Buddha's Birthday celebrates the birth of Siddhartha Gautama, the founding figure of the Buddhist religion. Buddhists believe that Gautama, who was the prince of a small kingdom in northern India around 400 BC, sprung from his mother's side (often interpreted as a kind of Sanskrit c-section, in keeping with ancient Indian beliefs that traditional birth was somehow impure) able to walk and talk immediately upon his birth.
Images of Buddha's birth are common in Buddhist temples here in Korea. Below you can see the prelude to Gautama's conception (by a three-tusked white elephant who visited his mother in a dream), the birth itself (with Gautama emerging from his mother's sleeve), and Buddha's first steps and first words shortly thereafter (he points to the earth and the sky and says he has been sent to save all who dwell there).
The Lotus Lantern
In Korea, Buddha's Birthday is commonly referred to as the Festival of the Lotus Lantern, a nod to the most visible symbol of the holiday here.

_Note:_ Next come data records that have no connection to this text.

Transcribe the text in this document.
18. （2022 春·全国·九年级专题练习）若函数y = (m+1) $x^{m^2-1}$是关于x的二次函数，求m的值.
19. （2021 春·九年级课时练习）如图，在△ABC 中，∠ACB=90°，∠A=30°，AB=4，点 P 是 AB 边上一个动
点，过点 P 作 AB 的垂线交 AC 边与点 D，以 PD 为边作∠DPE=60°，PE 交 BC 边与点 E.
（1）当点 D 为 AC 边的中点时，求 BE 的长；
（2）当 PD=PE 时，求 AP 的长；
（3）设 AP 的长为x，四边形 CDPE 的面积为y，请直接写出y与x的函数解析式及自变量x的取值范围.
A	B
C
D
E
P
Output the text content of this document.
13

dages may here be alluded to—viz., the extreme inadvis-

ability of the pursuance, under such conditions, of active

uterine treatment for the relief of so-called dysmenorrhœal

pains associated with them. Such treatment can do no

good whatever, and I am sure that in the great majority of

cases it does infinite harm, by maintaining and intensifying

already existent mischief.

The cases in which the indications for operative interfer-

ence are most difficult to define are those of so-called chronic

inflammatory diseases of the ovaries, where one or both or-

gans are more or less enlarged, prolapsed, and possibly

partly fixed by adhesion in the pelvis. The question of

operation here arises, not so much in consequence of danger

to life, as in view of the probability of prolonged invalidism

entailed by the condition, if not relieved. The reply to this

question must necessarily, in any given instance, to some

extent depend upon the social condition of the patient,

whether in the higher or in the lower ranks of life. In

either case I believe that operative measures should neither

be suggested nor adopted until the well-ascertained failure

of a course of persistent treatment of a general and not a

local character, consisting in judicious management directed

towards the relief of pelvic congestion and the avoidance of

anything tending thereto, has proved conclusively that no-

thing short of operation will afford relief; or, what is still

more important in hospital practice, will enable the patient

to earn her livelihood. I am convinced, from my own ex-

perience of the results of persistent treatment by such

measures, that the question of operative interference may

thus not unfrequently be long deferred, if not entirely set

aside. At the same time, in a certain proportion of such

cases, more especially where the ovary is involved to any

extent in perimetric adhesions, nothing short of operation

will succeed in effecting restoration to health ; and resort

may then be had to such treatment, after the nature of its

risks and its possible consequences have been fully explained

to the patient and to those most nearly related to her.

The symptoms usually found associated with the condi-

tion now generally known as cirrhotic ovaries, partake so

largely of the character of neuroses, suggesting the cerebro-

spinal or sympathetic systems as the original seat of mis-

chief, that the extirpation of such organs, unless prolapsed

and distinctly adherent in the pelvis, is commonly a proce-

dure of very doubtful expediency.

The lotus lamp has its roots in the belief that, when Buddha took his first steps, a lotus flower sprouted at his feet. During the run-up to Buddha's Birthday, Buddhists adorn their temples with hundreds of these lanterns, which are also trailed off through the main gate and down the surrounding streets.
The Lotus Lanterns come in many shapes and colors. The simplest and most common are bright paper deals with an image of the baby Buddha screened on the side. (Notice the baby Buddha dance--one finger to the ground, one to the sky.)
Others are a little more subtle, such as these black-and-white lamps with simple hangeul script.
A third class is very stylized, in polygon form.
And a final class strives for realism with its plastic blossom shape.
Of course, no matter what kind of Lotus Lantern, the true effect can only be seen at night.
A final note: the papers you see hanging from the lanterns are prayers or dedications written by the folks who purchased the lamps.
Bathing the Baby Buddha
One cute little tradition surrounding Buddha's Birthday is the act of bathing the baby Buddha (or a statue of him, at least) by pouring a simple dipper of water over his head.
All visitors, regardless of religion, are invited to give the baby Buddha a dousing--and since the visitors seem to come in droves on these days, you can imagine the little guy gets pretty darn clean.
During our day out, Nana and I also had the chance to witness two traditional Buddha's Birthday performances. Here are a few shots of one of the shows (involving a chorus, dancers, a ritual offering of gifts, and a Buddhist nun rocking the point-and-shoot camera).
A second performance included a much more elaborate (and more traditional) band.
The History of Buddha's Birthday in Korea
Given all the traditions piled up around the day, you might think that Buddha's Birthday has a long history as a Korean national holiday. However, Buddhism as a whole fell hugely out of favor during the Joseon Dynasty period after, according to the neo-Confucian philosophers of the time, clerical excesses corrupted the previous regime. In fact, when the capital was moved to Seoul, the king decreed that no monks would be allowed to pass the city gates, and even today, all the historical temples of Seoul are well outside the limits of the old city walls. Only in the last 75-odd years has Buddhism seen a revival in Korea, and only in the past decade or so has Buddha's Birthday become a major event on the Korean calendar.